Kuck K H, Hanrath P, Zehnke A, Mathey D, Bleifeld W
Dtsch Med Wochenschr. 1980 Oct 3;105(40):1384-8. doi: 10.1055/s-2008-1070876.
In addition to digitalis and diuretics, 10 patients with chronic cardiac failure were treated with prazosin (15 mg/d) over a period of 6 months. It was shown that the mean pulmonary artery pressure decreased significantly, on average by 30%, during both rest and exercise. Despite significant decrease of arterio-central venous oxygen difference no improvement of cardiac output was measured after 6 months on prazosin. Cardiac output increased clearly in only 4 patients, particularly during exercise. Heart rate and arterial blood pressure remained statistically unchanged. Eight patients reported subjective improvement of dyspnoea after 6 months. Prazosin plasma levels were between 9.4 and 58.6 ng/ml. Side effects such as orthostatic hypotension, urinary incontinence and disturbances of potency occurred in 4 patients. Antinuclear factors could not be demonstrated after 6 months. These data show that after 6 months of prazosin therapy haemodynamically significant improvement of pulmonary congestion can be demonstrated without concurrent increase of cardiac output. Prazosin is indicated in treatment of chronic cardiac insufficiency with predominant pulmonary congestion an an adjunct to digitalis and diuretic baseline treatment.
除洋地黄和利尿剂外,10例慢性心力衰竭患者接受了为期6个月的哌唑嗪治疗(15毫克/天)。
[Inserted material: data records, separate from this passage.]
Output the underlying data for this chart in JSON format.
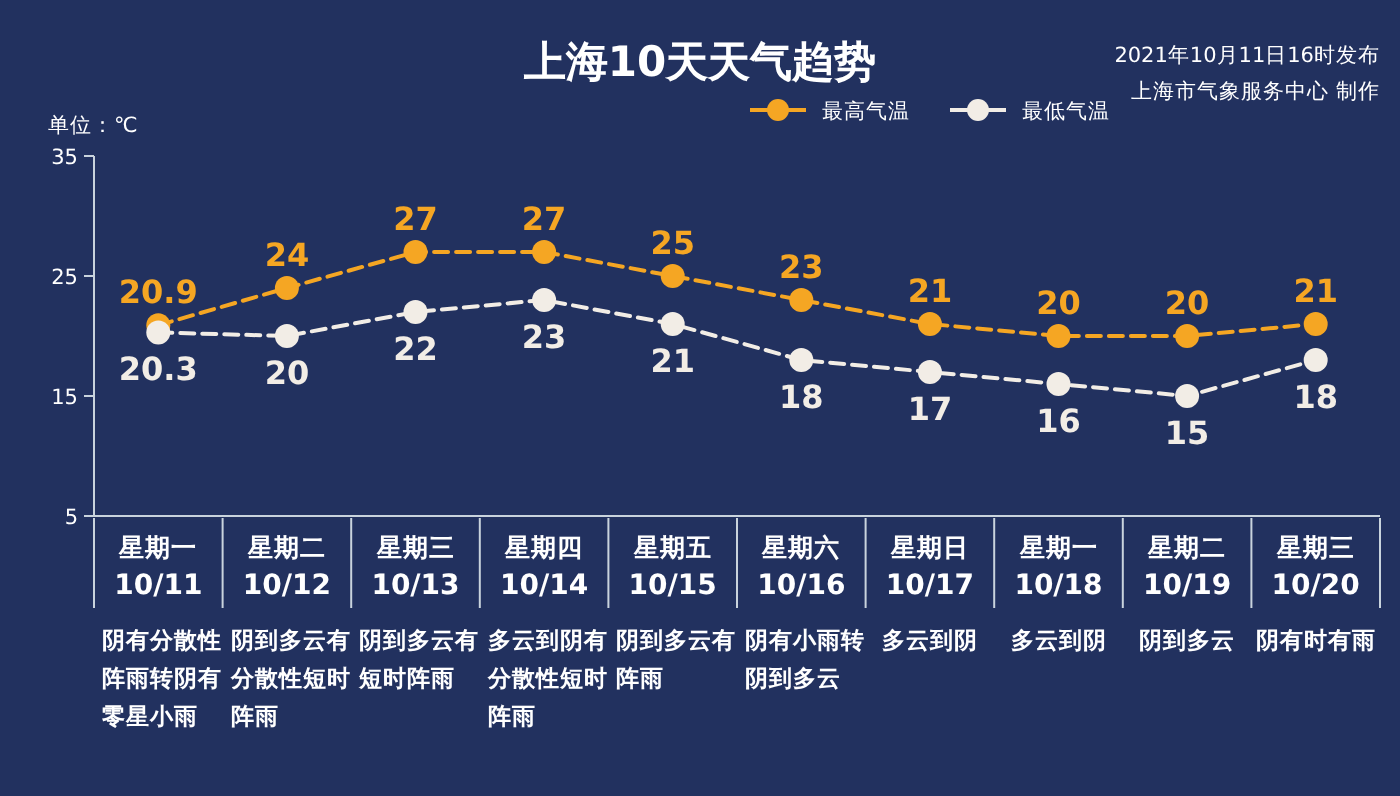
{
  "chart_data": {
    "type": "line",
    "title": "上海10天天气趋势",
    "ylabel": "单位：℃",
    "categories": [
      "星期一 10/11",
      "星期二 10/12",
      "星期三 10/13",
      "星期四 10/14",
      "星期五 10/15",
      "星期六 10/16",
      "星期日 10/17",
      "星期一 10/18",
      "星期二 10/19",
      "星期三 10/20"
    ],
    "series": [
      {
        "name": "最高气温",
        "color": "#f5a623",
        "values": [
          20.9,
          24,
          27,
          27,
          25,
          23,
          21,
          20,
          20,
          21
        ]
      },
      {
        "name": "最低气温",
        "color": "#f2ede6",
        "values": [
          20.3,
          20,
          22,
          23,
          21,
          18,
          17,
          16,
          15,
          18
        ]
      }
    ],
    "ylim": [
      5,
      35
    ],
    "yticks": [
      5,
      15,
      25,
      35
    ],
    "grid": false,
    "legend": "top right",
    "marker": "circle",
    "line_style": "dashed",
    "data_labels": true,
    "annotations": [
      "2021年10月11日16时发布",
      "上海市气象服务中心 制作",
      "阴有分散性阵雨转阴有零星小雨",
      "阴到多云有分散性短时阵雨",
      "阴到多云有短时阵雨",
      "多云到阴有分散性短时阵雨",
      "阴到多云有阵雨",
      "阴有小雨转阴到多云",
      "多云到阴",
      "多云到阴",
      "阴到多云",
      "阴有时有雨"
    ]
  }
}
结果显示,在休息和运动时,平均肺动脉压均显著下降,平均下降30%。尽管动静脉血氧差显著降低,但在接受哌唑嗪治疗6个月后,心输出量并未改善。仅4例患者的心输出量明显增加,尤其是在运动时。心率和动脉血压在统计学上保持不变。8例患者报告在6个月后主观上呼吸困难有所改善。哌唑嗪血浆水平在9.4至58.6纳克/毫升之间。4例患者出现了诸如体位性低血压、尿失禁和性功能障碍等副作用。6个月后未检测到抗核因子。这些数据表明,哌唑嗪治疗6个月后,可证明肺淤血在血流动力学上有显著改善,而心输出量并未同时增加。哌唑嗪适用于以肺淤血为主导的慢性心功能不全的治疗,作为洋地黄和利尿剂基础治疗的辅助药物。